If my pain is your imagination, then truly, you are God. Who am
I to question your plan for my pain?
Solace
 
  1  
Reply Wed 19 Nov, 2008 12:57 pm
@TickTockMan,
TickTockMan wrote:
I'm okay with that.

If my pain is your imagination, then truly, you are God. Who am
I to question your plan for my pain?


Oh I agree it's a messed up philosophy. But you hit the nail on the head. Basically, Solipsist's think that they're God.
0 Replies
 
Whoever
 
  1  
Reply Wed 19 Nov, 2008 03:58 pm
@Deftil,
You actually met a solipsist? That's interesting. I can't imagine a worse way of losing ones reason. Under the circumstance manic depression seems a perfectly rational response.
TickTockMan
 
  1  
Reply Wed 19 Nov, 2008 05:21 pm
@Aedes,
Aedes;33997 wrote:
Hmm, the Nobel committee didn't think so.


Well, the society of film reviewers didn't care for Silent Hill, and that's one
of my favorite guilty pleasure movies . . .

Aedes;33997 wrote:

So in more robust terms, his question is how is it possible for us to go on living once the true meaninglessness of life has been fully aprehended.


I'm still here . . . and I've got a pretty good grip on how meaningless it is.

Aedes;33997 wrote:
Fine, I know that fundamentally I'm a thinking being. But damn, what next if everything I -- everything we -- do will be wiped out by death?


My question is, "so what?" I live a life that is meaningful in the interim. So I die and it's all gone. Oh well. A million years from now, who's ever going to care?

Aedes;33997 wrote:
And the answer to his question isn't your passion for life. It's a philosophical question about how we go on. The Myth of Sisyphus is where this is expounded.

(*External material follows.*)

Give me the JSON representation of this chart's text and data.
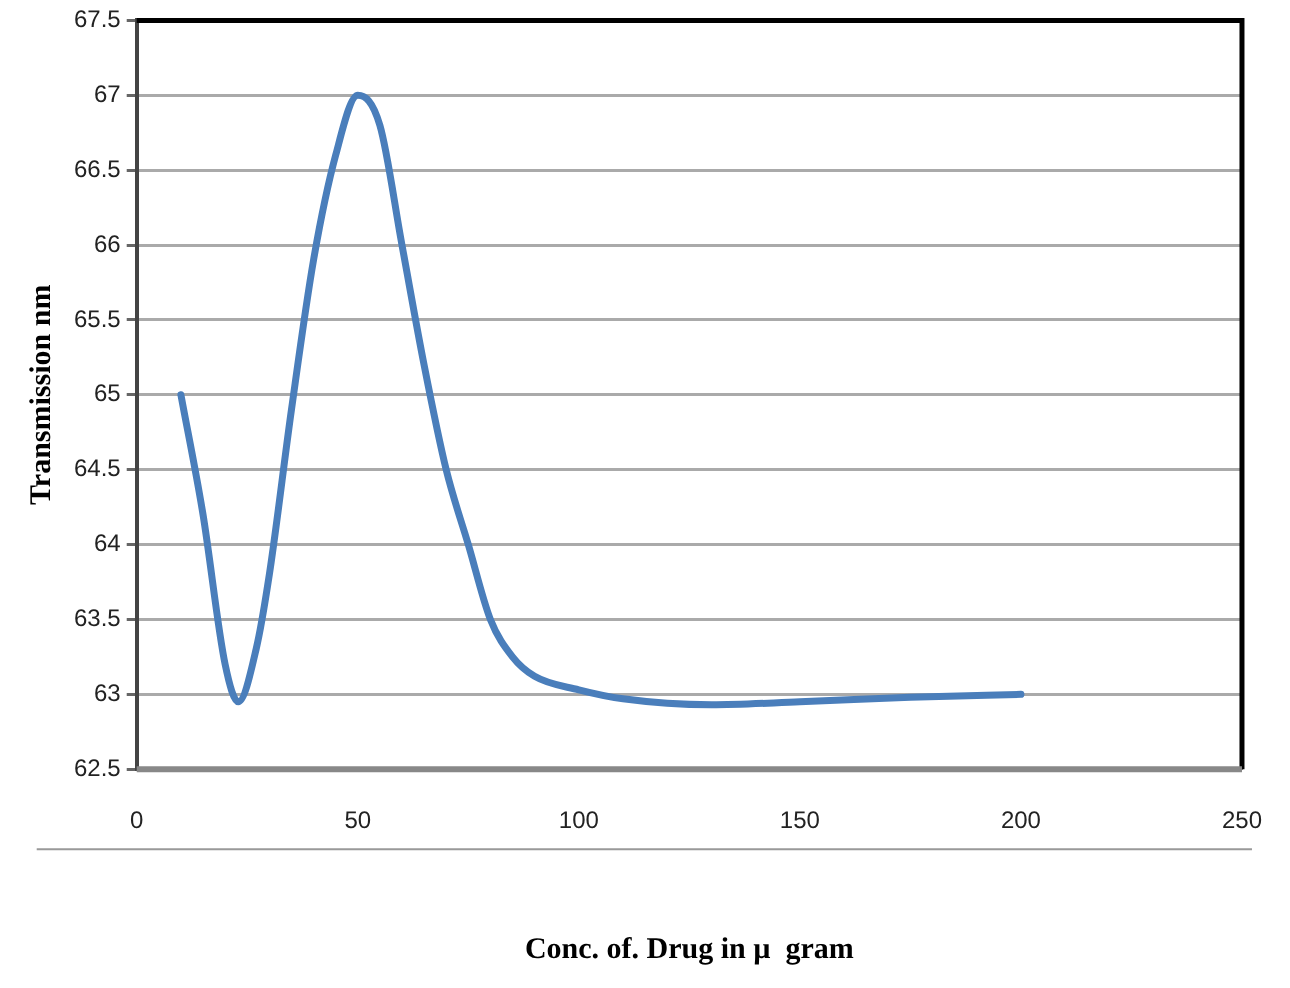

Didn't Sisyphus find meaning in his meaningless (absurd) task at the end? I thought that was more or less Camus' conclusion, that meaning is found in the confrontation with life's little absurdities . . . such as our relentless and somewhat deranged search for some sort of greater meaning?
0 Replies
 
jknilinux
 
  1  
Reply Wed 19 Nov, 2008 06:10 pm
@Deftil,
Does causality exist?
TickTockMan
 
  1  
Reply Wed 19 Nov, 2008 06:41 pm
@jknilinux,
jknilinux;34141 wrote:
Does causality exist?


Yes. Something in this forum caused you to post here. Your post caused me to post back that the answer is yes.

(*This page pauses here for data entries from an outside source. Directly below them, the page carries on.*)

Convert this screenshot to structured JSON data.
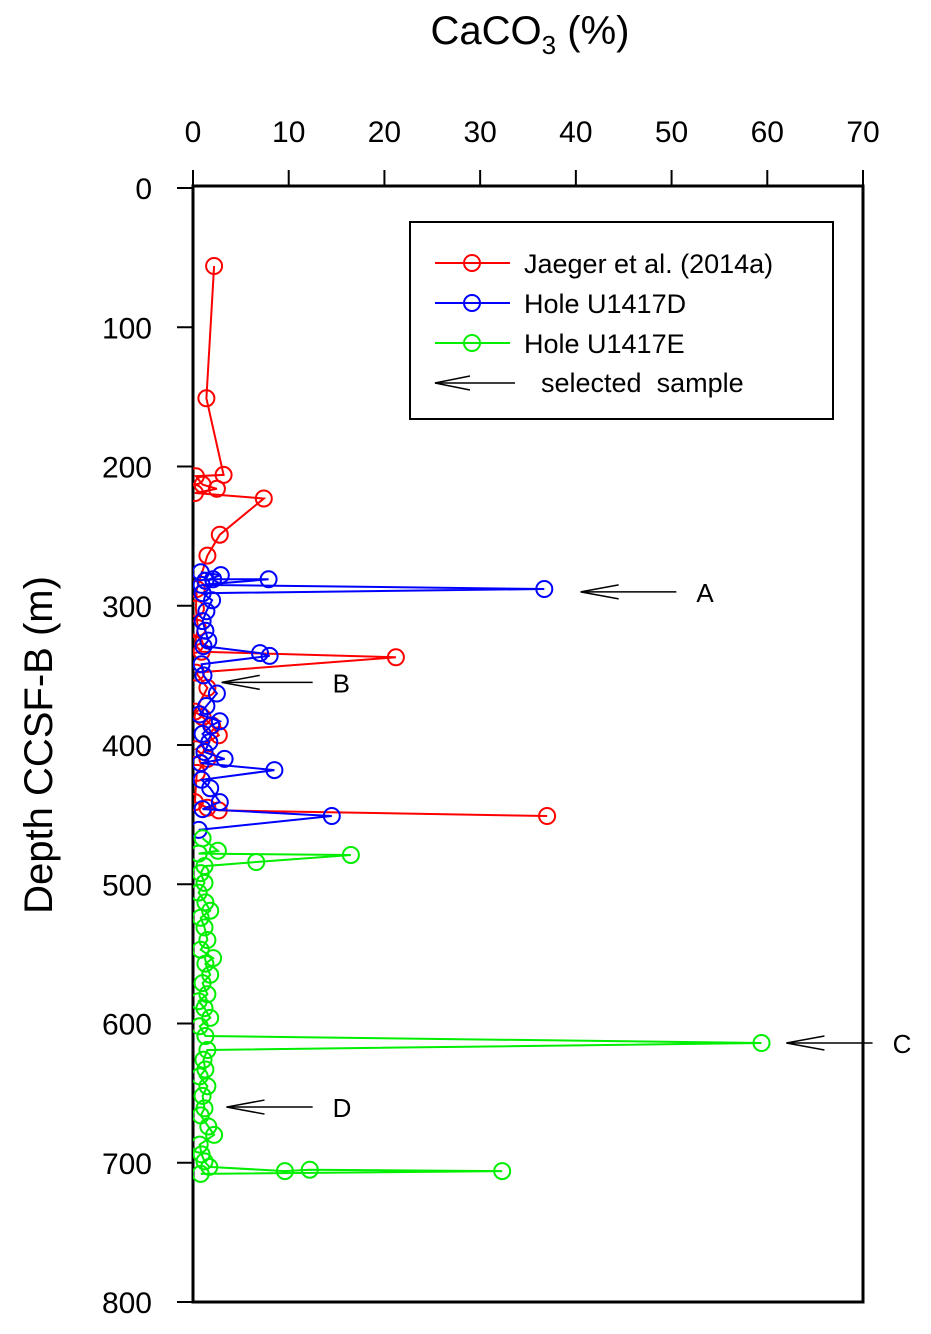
{
  "chart_data": {
    "type": "scatter",
    "title": "",
    "xlabel_prefix": "CaCO",
    "xlabel_sub": "3",
    "xlabel_suffix": " (%)",
    "ylabel": "Depth CCSF-B (m)",
    "xlim": [
      0,
      70
    ],
    "ylim": [
      0,
      800
    ],
    "y_inverted": true,
    "x_axis_position": "top",
    "x_ticks": [
      0,
      10,
      20,
      30,
      40,
      50,
      60,
      70
    ],
    "y_ticks": [
      0,
      100,
      200,
      300,
      400,
      500,
      600,
      700,
      800
    ],
    "grid": false,
    "legend_position": "top-right",
    "series": [
      {
        "name": "Jaeger et al. (2014a)",
        "color": "#ff0000",
        "points": [
          [
            2.2,
            56
          ],
          [
            1.4,
            151
          ],
          [
            3.2,
            206
          ],
          [
            0.3,
            207
          ],
          [
            1.0,
            213
          ],
          [
            2.5,
            216
          ],
          [
            0.2,
            219
          ],
          [
            7.4,
            223
          ],
          [
            2.8,
            249
          ],
          [
            1.5,
            264
          ],
          [
            0.4,
            288
          ],
          [
            0.3,
            302
          ],
          [
            0.5,
            316
          ],
          [
            0.2,
            328
          ],
          [
            0.9,
            333
          ],
          [
            21.2,
            337
          ],
          [
            0.3,
            348
          ],
          [
            1.5,
            359
          ],
          [
            0.2,
            376
          ],
          [
            1.0,
            380
          ],
          [
            2.0,
            386
          ],
          [
            2.7,
            393
          ],
          [
            0.3,
            403
          ],
          [
            1.5,
            410
          ],
          [
            0.4,
            420
          ],
          [
            0.2,
            441
          ],
          [
            1.5,
            445
          ],
          [
            2.7,
            447
          ],
          [
            37.0,
            451
          ]
        ]
      },
      {
        "name": "Hole U1417D",
        "color": "#0000ff",
        "points": [
          [
            0.8,
            276
          ],
          [
            2.9,
            278
          ],
          [
            1.3,
            282
          ],
          [
            2.1,
            281
          ],
          [
            7.9,
            281
          ],
          [
            0.9,
            285
          ],
          [
            36.7,
            288
          ],
          [
            1.0,
            291
          ],
          [
            2.0,
            296
          ],
          [
            1.4,
            304
          ],
          [
            1.0,
            311
          ],
          [
            1.3,
            318
          ],
          [
            1.6,
            325
          ],
          [
            1.1,
            329
          ],
          [
            7.0,
            334
          ],
          [
            8.0,
            336
          ],
          [
            0.9,
            342
          ],
          [
            1.1,
            350
          ],
          [
            2.5,
            363
          ],
          [
            1.4,
            372
          ],
          [
            0.7,
            378
          ],
          [
            2.8,
            383
          ],
          [
            1.9,
            386
          ],
          [
            1.0,
            392
          ],
          [
            1.7,
            398
          ],
          [
            1.2,
            405
          ],
          [
            3.3,
            410
          ],
          [
            0.8,
            413
          ],
          [
            8.5,
            418
          ],
          [
            0.9,
            425
          ],
          [
            1.8,
            431
          ],
          [
            2.8,
            441
          ],
          [
            1.0,
            446
          ],
          [
            14.5,
            451
          ],
          [
            0.6,
            461
          ]
        ]
      },
      {
        "name": "Hole U1417E",
        "color": "#00ee00",
        "points": [
          [
            1.0,
            467
          ],
          [
            2.6,
            476
          ],
          [
            0.6,
            478
          ],
          [
            16.5,
            479
          ],
          [
            6.6,
            484
          ],
          [
            1.2,
            487
          ],
          [
            0.8,
            492
          ],
          [
            1.2,
            499
          ],
          [
            0.6,
            506
          ],
          [
            1.3,
            513
          ],
          [
            1.8,
            519
          ],
          [
            0.8,
            524
          ],
          [
            1.2,
            531
          ],
          [
            1.5,
            540
          ],
          [
            0.8,
            547
          ],
          [
            2.1,
            553
          ],
          [
            1.3,
            557
          ],
          [
            1.8,
            565
          ],
          [
            1.0,
            571
          ],
          [
            1.5,
            579
          ],
          [
            0.6,
            584
          ],
          [
            1.2,
            589
          ],
          [
            1.8,
            596
          ],
          [
            0.7,
            602
          ],
          [
            1.3,
            609
          ],
          [
            59.4,
            614
          ],
          [
            1.5,
            619
          ],
          [
            1.1,
            626
          ],
          [
            1.3,
            633
          ],
          [
            0.7,
            638
          ],
          [
            1.5,
            645
          ],
          [
            1.0,
            652
          ],
          [
            1.2,
            661
          ],
          [
            0.8,
            666
          ],
          [
            1.6,
            674
          ],
          [
            2.2,
            680
          ],
          [
            0.7,
            687
          ],
          [
            0.9,
            694
          ],
          [
            1.2,
            699
          ],
          [
            1.7,
            703
          ],
          [
            9.6,
            706
          ],
          [
            12.2,
            705
          ],
          [
            32.3,
            706
          ],
          [
            0.8,
            708
          ]
        ]
      }
    ],
    "legend_extra": "selected  sample",
    "annotations": [
      {
        "label": "A",
        "x_tip": 40.5,
        "x_tail": 50.5,
        "y": 290
      },
      {
        "label": "B",
        "x_tip": 3.0,
        "x_tail": 12.5,
        "y": 355
      },
      {
        "label": "C",
        "x_tip": 62.0,
        "x_tail": 71.0,
        "y": 614
      },
      {
        "label": "D",
        "x_tip": 3.5,
        "x_tail": 12.5,
        "y": 660
      }
    ]
  }
}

It goes all the way back to the Big Bang . . . if not earlier.
jknilinux
 
  1  
Reply Wed 19 Nov, 2008 11:34 pm
@Deftil,
So you think...

The truth is, though, that the only reason why you say it exists is because of inductive logic. So, you can't know it exists with 100% certainty. Ha HAA!!
Aedes
 
  1  
Reply Thu 20 Nov, 2008 12:43 am
@Deftil,
The infinite regress of causality is a figment of human imagination. Energy is transferred as a function of time, the resulting state comes about probabilistically. This exists. Cause and effect do not, they are just human abstractions.
Whoever
 
  1  
Reply Thu 20 Nov, 2008 07:10 am
@Deftil,
How can probability not be the effect of a cause?
Aedes
 
  1  
Reply Thu 20 Nov, 2008 07:47 am
@Whoever,
Whoever;34236 wrote:
How can probability not be the effect of a cause?
Probability is not an effect. It's a description of a situation.